As Americans around the country lament the utter turmoil of the year 2020, we are witnessing weather and disaster events at a rate that would turn even the most compassionate person into a cynical mess.
Out west, the prevailing trouble has come in the form of unprecedented and terrifying wildfires, stretching from California northward into Oregon, and threatening the city of Portland itself. This has forced authorities to issue evacuation orders that affect well over half a million Americans, and all well before the start of the traditional “fire season” out west.
As we head back to the east, however, hurricane season has begun in earnest, with a number of storms having already pummeled parts of the Gulf Coast. This week, another major storm is taking aim at the southern United States, sending panhandle dwellers scrambling.

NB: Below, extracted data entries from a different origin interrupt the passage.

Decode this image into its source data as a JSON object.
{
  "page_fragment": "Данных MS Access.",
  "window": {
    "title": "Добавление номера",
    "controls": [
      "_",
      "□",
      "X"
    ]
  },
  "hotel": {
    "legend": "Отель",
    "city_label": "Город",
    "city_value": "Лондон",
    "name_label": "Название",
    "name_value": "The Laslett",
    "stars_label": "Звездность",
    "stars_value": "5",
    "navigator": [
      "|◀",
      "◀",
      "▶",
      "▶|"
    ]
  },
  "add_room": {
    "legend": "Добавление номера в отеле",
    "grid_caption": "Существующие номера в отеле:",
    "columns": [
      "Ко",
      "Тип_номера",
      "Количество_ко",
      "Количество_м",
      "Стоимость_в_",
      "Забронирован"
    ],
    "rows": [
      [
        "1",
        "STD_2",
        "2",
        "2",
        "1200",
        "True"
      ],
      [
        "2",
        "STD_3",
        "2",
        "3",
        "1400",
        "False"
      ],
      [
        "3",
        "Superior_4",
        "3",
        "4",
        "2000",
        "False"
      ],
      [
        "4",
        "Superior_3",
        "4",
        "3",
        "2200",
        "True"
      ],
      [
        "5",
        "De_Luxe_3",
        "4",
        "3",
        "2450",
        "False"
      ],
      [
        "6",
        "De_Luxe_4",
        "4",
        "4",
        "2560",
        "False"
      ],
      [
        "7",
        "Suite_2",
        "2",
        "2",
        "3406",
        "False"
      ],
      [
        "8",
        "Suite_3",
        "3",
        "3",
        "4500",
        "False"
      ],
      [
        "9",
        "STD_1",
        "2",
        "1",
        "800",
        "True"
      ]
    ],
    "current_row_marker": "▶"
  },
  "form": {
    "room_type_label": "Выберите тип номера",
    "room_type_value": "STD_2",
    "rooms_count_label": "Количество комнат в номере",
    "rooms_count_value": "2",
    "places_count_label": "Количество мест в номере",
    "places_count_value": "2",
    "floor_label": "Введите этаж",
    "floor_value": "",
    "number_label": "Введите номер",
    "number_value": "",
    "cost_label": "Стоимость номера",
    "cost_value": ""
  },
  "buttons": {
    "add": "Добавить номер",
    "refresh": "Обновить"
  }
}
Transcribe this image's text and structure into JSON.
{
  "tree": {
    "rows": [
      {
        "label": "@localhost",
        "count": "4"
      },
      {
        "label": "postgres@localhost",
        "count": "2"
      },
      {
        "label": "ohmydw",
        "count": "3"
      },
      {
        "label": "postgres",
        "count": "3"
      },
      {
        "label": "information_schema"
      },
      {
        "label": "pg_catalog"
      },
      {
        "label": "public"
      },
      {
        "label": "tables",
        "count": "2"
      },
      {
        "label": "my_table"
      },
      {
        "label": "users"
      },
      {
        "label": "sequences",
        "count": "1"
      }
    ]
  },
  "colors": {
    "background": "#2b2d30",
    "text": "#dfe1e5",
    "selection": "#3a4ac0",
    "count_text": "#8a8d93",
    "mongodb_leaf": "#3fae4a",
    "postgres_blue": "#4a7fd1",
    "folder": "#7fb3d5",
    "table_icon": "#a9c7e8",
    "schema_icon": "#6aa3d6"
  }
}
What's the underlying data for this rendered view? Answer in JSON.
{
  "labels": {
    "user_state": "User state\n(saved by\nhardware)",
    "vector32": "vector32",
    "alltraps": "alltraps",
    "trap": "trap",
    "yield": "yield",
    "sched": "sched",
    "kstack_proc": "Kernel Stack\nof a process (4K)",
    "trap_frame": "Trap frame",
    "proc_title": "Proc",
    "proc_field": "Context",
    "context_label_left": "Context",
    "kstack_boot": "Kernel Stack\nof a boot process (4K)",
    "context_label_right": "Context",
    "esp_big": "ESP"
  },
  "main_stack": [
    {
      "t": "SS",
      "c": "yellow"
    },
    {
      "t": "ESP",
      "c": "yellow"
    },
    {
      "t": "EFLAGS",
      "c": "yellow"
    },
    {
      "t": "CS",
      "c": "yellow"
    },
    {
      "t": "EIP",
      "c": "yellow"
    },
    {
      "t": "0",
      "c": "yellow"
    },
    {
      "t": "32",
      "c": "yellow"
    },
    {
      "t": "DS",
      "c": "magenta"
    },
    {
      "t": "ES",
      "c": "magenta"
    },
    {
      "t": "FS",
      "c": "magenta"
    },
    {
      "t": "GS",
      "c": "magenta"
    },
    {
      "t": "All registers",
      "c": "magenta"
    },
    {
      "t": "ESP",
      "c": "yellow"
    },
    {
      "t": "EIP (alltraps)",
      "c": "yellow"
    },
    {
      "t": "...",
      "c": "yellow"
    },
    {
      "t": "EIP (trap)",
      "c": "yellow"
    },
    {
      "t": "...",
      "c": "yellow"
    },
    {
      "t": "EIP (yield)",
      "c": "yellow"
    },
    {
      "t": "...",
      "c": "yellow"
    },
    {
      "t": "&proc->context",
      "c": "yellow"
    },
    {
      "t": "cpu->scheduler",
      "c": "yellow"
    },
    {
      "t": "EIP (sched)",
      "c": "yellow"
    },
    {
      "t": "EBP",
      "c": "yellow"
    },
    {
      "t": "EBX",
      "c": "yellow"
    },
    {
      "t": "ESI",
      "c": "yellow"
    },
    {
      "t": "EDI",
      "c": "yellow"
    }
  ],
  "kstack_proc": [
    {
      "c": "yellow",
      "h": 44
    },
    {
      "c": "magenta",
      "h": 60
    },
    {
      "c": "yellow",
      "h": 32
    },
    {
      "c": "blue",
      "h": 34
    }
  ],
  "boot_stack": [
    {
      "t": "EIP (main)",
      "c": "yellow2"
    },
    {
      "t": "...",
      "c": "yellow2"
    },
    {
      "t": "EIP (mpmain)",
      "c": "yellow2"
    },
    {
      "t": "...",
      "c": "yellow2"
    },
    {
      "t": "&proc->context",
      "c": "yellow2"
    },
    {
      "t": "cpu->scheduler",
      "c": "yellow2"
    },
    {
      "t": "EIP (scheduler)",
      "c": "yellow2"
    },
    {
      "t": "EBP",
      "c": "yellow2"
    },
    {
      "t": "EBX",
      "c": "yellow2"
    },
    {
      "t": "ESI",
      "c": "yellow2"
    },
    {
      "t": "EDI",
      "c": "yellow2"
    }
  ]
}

As of 8 a.m. EDT, Tropical Storm Sally is located about 115 miles east-southeast of the mouth of Mississippi River, moving west-northwest at 8 mph with maximum sustained winds of 65 mph.
Sally will make landfall Monday night into the overnight hours as a hurricane somewhere in southeast Louisiana. A hurricane warning is in effect from Morgan City, La., to the Mississippi/Alabama border as well as Lake Pontchartrain and Lake Maurepas, including metropolitan New Orleans.
New Orleans is bracing for up to 11 feet of storm surge, with some inland areas also preparing for up to 20 inches of rain, adding to concerns about possible flooding.